To obtain the result you do not need to use heavy weights – the weight of the shells may not exceed 3 kg.

Standard exercises

This category includes the most basic exercises that will suit budding athletes. Beginners are best to work out the oblique muscles will help:

  • Inclinations in the parties with the weights. Stand with your feet shoulder-width apart, then lower yourself alternately left and right, pulling the arm with the weight to the limit. Depending on the level of fitness the mass of the weights can be adjusted from 1 to 10 kg.
  • Tilt the body sideways on the treadmill. Adopt the prone position at an angle to hyperesthesia, place hands on waist or near the head, and then descend to the side and vibrates. Repeat the same steps on the opposite side.
  • Twisting in vis on the bar. Grab your straight arms to the bar, then raise your legs alternately left and right in front of you, bending at the knees.
  • Each approach try to complete maximum number of repetitions. The optimal load for efficient pumping the oblique muscles – 3 sets of each action.

    Additional exercises

    For a comprehensive study of the oblique muscles is recommended to perform a number of supporting exercises which will make the torso more ripped and fit:

  • Sit-UPS lying on its side. Press your back into the floor, bend your knees and push to the side, one hand put on the stomach and the other behind his head. Do the maximum number of twists first to one side and then on the second.
  • Alternating crunches on the floor. Take supine position, bend your knees and put your hands behind your head. Alternately pull your leg towards your chest, attempting to connect with the opposite elbow. Repeat the same steps on the other side.
  • Rises feet in vis on the bar. Grasp the bar with your hands, bring straight legs together, then alternately lift them in front of that slant in different directions, not bending his knees.
  • Recommended load for each exercise is 3 sets.

    Advanced exercises

    Professional athletes with a developed oblique muscles can improve fitness more challenging exercises. Among them:

  • Leg lifts on the bars. Press on the bars, resting them straight arms. Ensure that the shoulders were straightened, and the back sags. Turn the body right, and then lift the straight leg diagonally to the left at head level and slowly lower back. Follow the same steps for the opposite side.
  • Twisting in a standing position with a harness. Hang elastic fitness band on the bar, stand under the crossbar. Raise your right hand and get a hold of the harness so that in case tensions arose. Run a small bending down with a turn to the left diagonally. Repeat on the opposite side. Ensure that the arm was fixed.
  • Bending the legs in the support position. Press your straight arms to the floor, and your feet in the wall. Bend under a right leg at the knee and slide it diagonally to the chest left, then right and again abut the wall. The same steps repeat with the left leg.
  • If the maximum number of repetitions noted weak performance, it is recommended to perform exercises in superset.

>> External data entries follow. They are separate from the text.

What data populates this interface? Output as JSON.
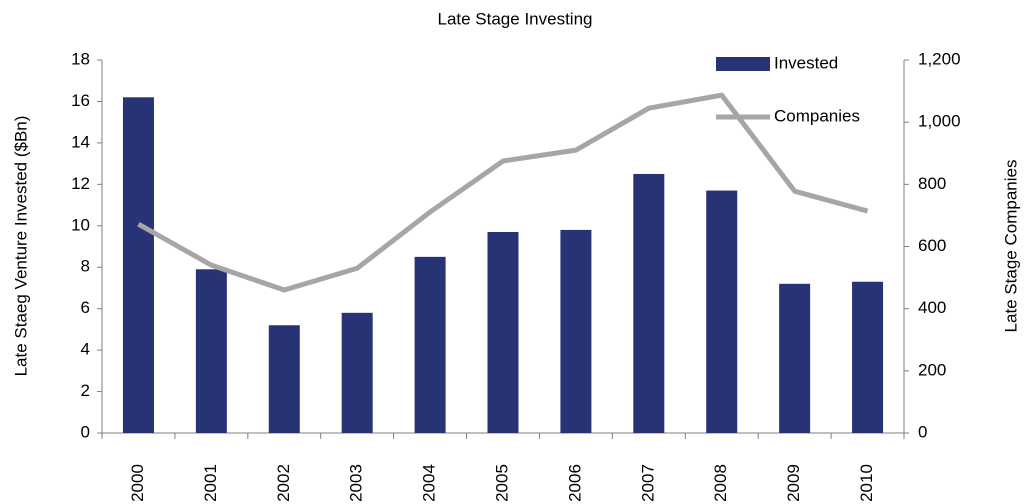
{
  "chart_data": {
    "type": "bar",
    "title": "Late Stage Investing",
    "y_label": "Late Staeg Venture Invested ($Bn)",
    "y2_label": "Late Stage Companies",
    "categories": [
      "2000",
      "2001",
      "2002",
      "2003",
      "2004",
      "2005",
      "2006",
      "2007",
      "2008",
      "2009",
      "2010"
    ],
    "series": [
      {
        "name": "Invested",
        "type": "bar",
        "color": "#283375",
        "values": [
          16.2,
          7.9,
          5.2,
          5.8,
          8.5,
          9.7,
          9.8,
          12.5,
          11.7,
          7.2,
          7.3
        ]
      },
      {
        "name": "Companies",
        "type": "line",
        "axis": "y2",
        "color": "#a6a6a6",
        "values": [
          672,
          540,
          460,
          530,
          711,
          875,
          910,
          1045,
          1087,
          778,
          714
        ]
      }
    ],
    "ylim": [
      0,
      18
    ],
    "yticks": [
      0,
      2,
      4,
      6,
      8,
      10,
      12,
      14,
      16,
      18
    ],
    "y2lim": [
      0,
      1200
    ],
    "y2ticks": [
      0,
      200,
      400,
      600,
      800,
      {
        "value": 1000,
        "label": "1,000"
      },
      {
        "value": 1200,
        "label": "1,200"
      }
    ],
    "grid": false,
    "legend": "top-right"
  }
}
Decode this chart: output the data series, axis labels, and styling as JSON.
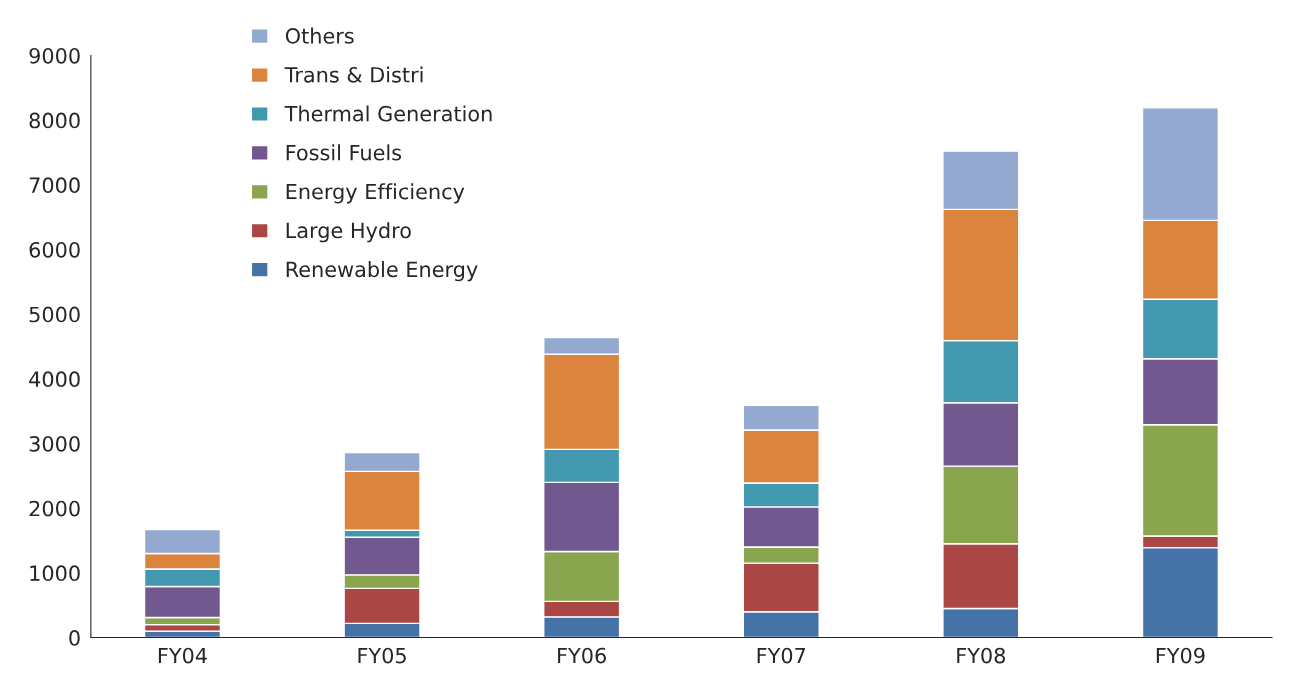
{
  "chart_data": {
    "type": "bar",
    "stacked": true,
    "categories": [
      "FY04",
      "FY05",
      "FY06",
      "FY07",
      "FY08",
      "FY09"
    ],
    "series": [
      {
        "name": "Renewable Energy",
        "color": "#4572a7",
        "values": [
          100,
          220,
          320,
          400,
          450,
          1390
        ]
      },
      {
        "name": "Large Hydro",
        "color": "#aa4643",
        "values": [
          100,
          540,
          240,
          750,
          1000,
          180
        ]
      },
      {
        "name": "Energy Efficiency",
        "color": "#89a54e",
        "values": [
          110,
          210,
          770,
          250,
          1200,
          1720
        ]
      },
      {
        "name": "Fossil Fuels",
        "color": "#71588f",
        "values": [
          480,
          580,
          1070,
          620,
          980,
          1020
        ]
      },
      {
        "name": "Thermal Generation",
        "color": "#4198af",
        "values": [
          270,
          110,
          510,
          370,
          960,
          920
        ]
      },
      {
        "name": "Trans & Distri",
        "color": "#db843d",
        "values": [
          240,
          910,
          1470,
          820,
          2030,
          1220
        ]
      },
      {
        "name": "Others",
        "color": "#93a9cf",
        "values": [
          370,
          290,
          260,
          380,
          900,
          1740
        ]
      }
    ],
    "ylim": [
      0,
      9000
    ],
    "yticks": [
      0,
      1000,
      2000,
      3000,
      4000,
      5000,
      6000,
      7000,
      8000,
      9000
    ],
    "grid": false,
    "legend": "top left"
  }
}
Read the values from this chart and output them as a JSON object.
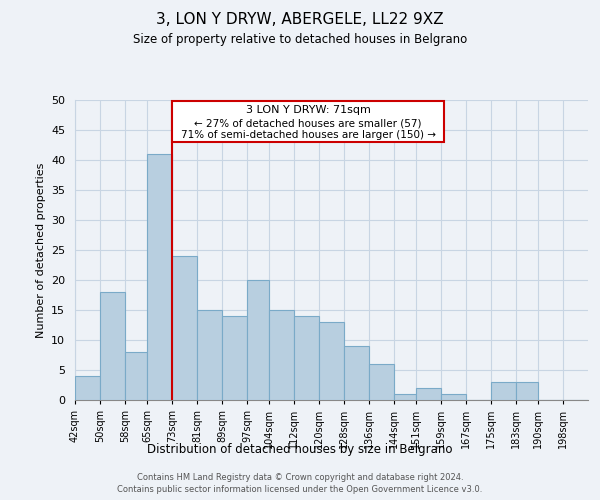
{
  "title": "3, LON Y DRYW, ABERGELE, LL22 9XZ",
  "subtitle": "Size of property relative to detached houses in Belgrano",
  "xlabel": "Distribution of detached houses by size in Belgrano",
  "ylabel": "Number of detached properties",
  "bin_labels": [
    "42sqm",
    "50sqm",
    "58sqm",
    "65sqm",
    "73sqm",
    "81sqm",
    "89sqm",
    "97sqm",
    "104sqm",
    "112sqm",
    "120sqm",
    "128sqm",
    "136sqm",
    "144sqm",
    "151sqm",
    "159sqm",
    "167sqm",
    "175sqm",
    "183sqm",
    "190sqm",
    "198sqm"
  ],
  "bar_values": [
    4,
    18,
    8,
    41,
    24,
    15,
    14,
    20,
    15,
    14,
    13,
    9,
    6,
    1,
    2,
    1,
    0,
    3,
    3,
    0,
    0
  ],
  "bar_color": "#b8cfe0",
  "bar_edge_color": "#7aaac8",
  "highlight_line_color": "#cc0000",
  "ylim": [
    0,
    50
  ],
  "yticks": [
    0,
    5,
    10,
    15,
    20,
    25,
    30,
    35,
    40,
    45,
    50
  ],
  "annotation_title": "3 LON Y DRYW: 71sqm",
  "annotation_line1": "← 27% of detached houses are smaller (57)",
  "annotation_line2": "71% of semi-detached houses are larger (150) →",
  "annotation_box_color": "#ffffff",
  "annotation_box_edge": "#cc0000",
  "footer_line1": "Contains HM Land Registry data © Crown copyright and database right 2024.",
  "footer_line2": "Contains public sector information licensed under the Open Government Licence v3.0.",
  "background_color": "#eef2f7",
  "plot_bg_color": "#eef2f7",
  "grid_color": "#c8d5e3"
}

    Training program and nutrition

    Abdominal muscles not only recover quickly, but easy to get used to the standard load. To get the result, muscles must be regularly subjected to stress. For this training program must be periodically change, alternating the above exercise, varying the combination and number of repetitions. Due to this oblique muscles will constantly get the “shocking” load, which will cause them to grow faster.

    But even the most competent set of exercises will not ensure progress in the absence of a proper diet. The athlete who wants to get eye-catching oblique muscles, you want to exclude from the diet of harmful products and create a caloric deficit. By following these tips, after a few months you can get a slim torso with raised sides and press.